I recently did my first house move in the state of consciousness I live in now, listening to my guidance and only my guidance. It is fascinating where I found myself.
I shared a flat with a young lady for about two weeks. A beautiful place in which other lovely people lived before us. What I found after moving in was mice in the kitchen and their faeces inside the cupboards. I was literally disgusted and had a hard time to settle in or feel at home.
It made cooking, which is part of a loving home for me, very hard or even impossible.
So why was I guided there? Into a situation which I am even ashamed to share about?
Well I know for sure, there is a very good reason and in the end it isn´t anybody at all who put me there apart from myself.
I chose this. Why?
For my higher learning. For clearing the land which I messed up thousands of years ago when I started a nasty war resulting in the torture and death of a lot of people.
So I am here to once again take full responsibility and LOVE myself.
I am here to learn to stand up for myself and communicate my needs.
I am here to learn about honesty and the healing effects of it.
I am here with my face in the dirt when I thought I had reached the bottom.
And most importantly I am here to be happy NOW.
I am here to face my fears of the dark and go home anyway, knowing I am protected and supported by the divine.
And learning to hold my frequency when surrounded by spirits just waiting to come in and mess with my energies.
I am here to bring light.
So here I am.
I was looking for a different place of course and what do you think happened next?

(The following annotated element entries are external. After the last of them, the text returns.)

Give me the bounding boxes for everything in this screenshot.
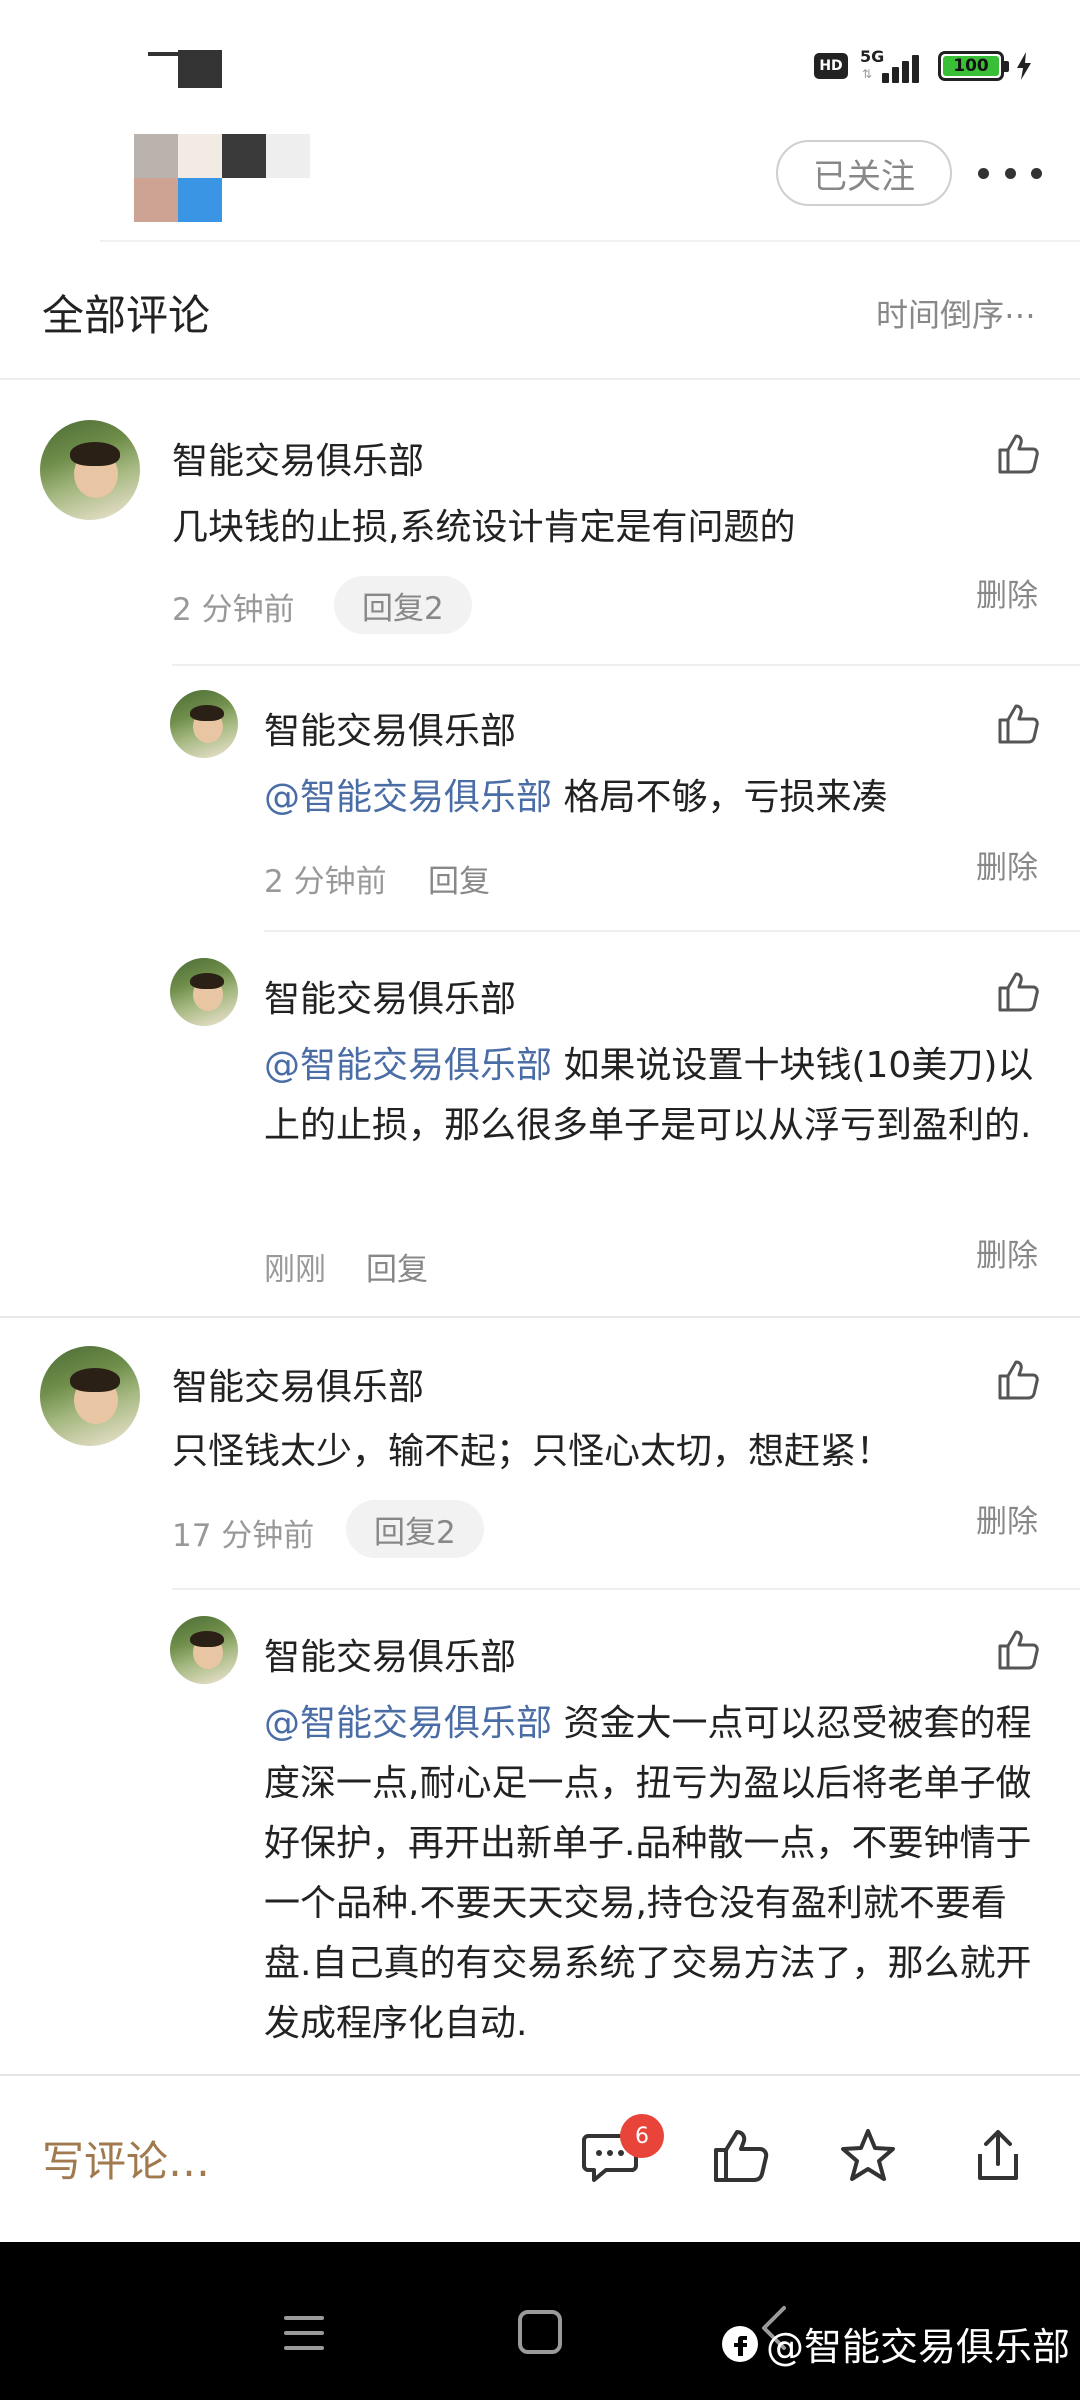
recent-apps-icon[interactable] (284, 2316, 324, 2350)
platform-logo-icon (721, 2325, 758, 2362)
divider (172, 664, 1080, 666)
mention-link[interactable]: @智能交易俱乐部 (264, 777, 552, 818)
avatar[interactable] (170, 1616, 238, 1684)
article-header: 已关注 (0, 130, 1080, 242)
more-options-icon[interactable] (978, 158, 1042, 188)
reply-time: 2 分钟前 (264, 864, 387, 900)
comment-time: 17 分钟前 (172, 1518, 315, 1554)
delete-button[interactable]: 删除 (976, 842, 1038, 887)
avatar[interactable] (40, 420, 140, 520)
comments-section-header: 全部评论 时间倒序⋯ (0, 244, 1080, 380)
mention-link[interactable]: @智能交易俱乐部 (264, 1703, 552, 1744)
avatar[interactable] (170, 690, 238, 758)
divider (0, 1316, 1080, 1318)
comment-username[interactable]: 智能交易俱乐部 (172, 432, 424, 484)
like-icon[interactable] (996, 1358, 1040, 1402)
share-icon[interactable] (968, 2126, 1028, 2186)
avatar[interactable] (40, 1346, 140, 1446)
reply-button[interactable]: 回复 (366, 1244, 428, 1289)
system-navigation-bar: @智能交易俱乐部 (0, 2242, 1080, 2400)
like-icon[interactable] (996, 970, 1040, 1014)
like-icon[interactable] (996, 702, 1040, 746)
reply-button[interactable]: 回复2 (334, 576, 472, 634)
divider (100, 240, 1080, 242)
bottom-action-bar: 写评论… 6 (0, 2074, 1080, 2242)
reply-text: @智能交易俱乐部 格局不够，亏损来凑 (264, 777, 888, 818)
comment-text: 只怪钱太少，输不起；只怪心太切，想赶紧！ (172, 1431, 893, 1472)
delete-button[interactable]: 删除 (976, 570, 1038, 615)
reply-button[interactable]: 回复 (428, 856, 490, 901)
charging-icon (1017, 52, 1031, 80)
comment-count-badge: 6 (620, 2114, 664, 2158)
delete-button[interactable]: 删除 (976, 1230, 1038, 1275)
status-icons: HD 5G ⇅ 100 (814, 44, 1032, 88)
reply-button[interactable]: 回复2 (346, 1500, 484, 1558)
reply-username[interactable]: 智能交易俱乐部 (264, 1628, 516, 1680)
comment-username[interactable]: 智能交易俱乐部 (172, 1358, 424, 1410)
divider (264, 930, 1080, 932)
like-icon[interactable] (996, 432, 1040, 476)
reply-username[interactable]: 智能交易俱乐部 (264, 970, 516, 1022)
comment-time: 2 分钟前 (172, 592, 295, 628)
section-title: 全部评论 (42, 291, 211, 340)
like-icon[interactable] (996, 1628, 1040, 1672)
battery-icon: 100 (938, 51, 1009, 81)
status-time-redacted (148, 48, 224, 90)
watermark-text: @智能交易俱乐部 (765, 2325, 1070, 2369)
mention-link[interactable]: @智能交易俱乐部 (264, 1045, 552, 1086)
sort-order-button[interactable]: 时间倒序⋯ (876, 290, 1036, 336)
reply-text: @智能交易俱乐部 如果说设置十块钱(10美刀)以上的止损，那么很多单子是可以从浮… (264, 1045, 1034, 1146)
like-icon[interactable] (710, 2126, 770, 2186)
comment-text: 几块钱的止损,系统设计肯定是有问题的 (172, 507, 796, 548)
watermark: @智能交易俱乐部 (720, 2316, 1070, 2371)
reply-text: @智能交易俱乐部 资金大一点可以忍受被套的程度深一点,耐心足一点，扭亏为盈以后将… (264, 1703, 1032, 2044)
reply-username[interactable]: 智能交易俱乐部 (264, 702, 516, 754)
star-icon[interactable] (838, 2126, 898, 2186)
status-bar: HD 5G ⇅ 100 (0, 0, 1080, 130)
divider (172, 1588, 1080, 1590)
avatar[interactable] (170, 958, 238, 1026)
hd-icon: HD (814, 53, 848, 79)
follow-button[interactable]: 已关注 (776, 140, 952, 206)
author-avatar[interactable] (134, 134, 310, 224)
write-comment-input[interactable]: 写评论… (42, 2128, 210, 2189)
home-icon[interactable] (518, 2310, 562, 2354)
delete-button[interactable]: 删除 (976, 1496, 1038, 1541)
signal-icon: 5G ⇅ (860, 47, 926, 85)
reply-time: 刚刚 (264, 1252, 326, 1288)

I was guided to the most amazing flat. It just waited for me until I was done with my learnings.
So I will clean my next kitchen. Because for the temporary one I take responsibility for some energetics, but I am not cleaning the actual faeces. This is part of the learning too. It´s a boundary. And I feel good with the clarity it brings.
And what about the shame? Why am I ashamed of the situation?
Well it brings it all up. Am I not able to find something decent? Am I not able to sustain myself? Look after myself? Why don´t I clean it? Since it´s partly my responsibility.
I am ashamed to even ask someone to clean there. Ashamed to leave the place like that. I feel dirty. Unworthy.
Is it true? Of course not. But where does it come from? What´s the underlying fear?
Being left. Being left in the dirt. To die. With nothing good being left to even say about me. Just scum.
It was my first house move in this state of consciousness. What did it bring?
I can now fully step into my power. My light. Which brings up all the dark. That´s ok. It´s part of me. And I love myself.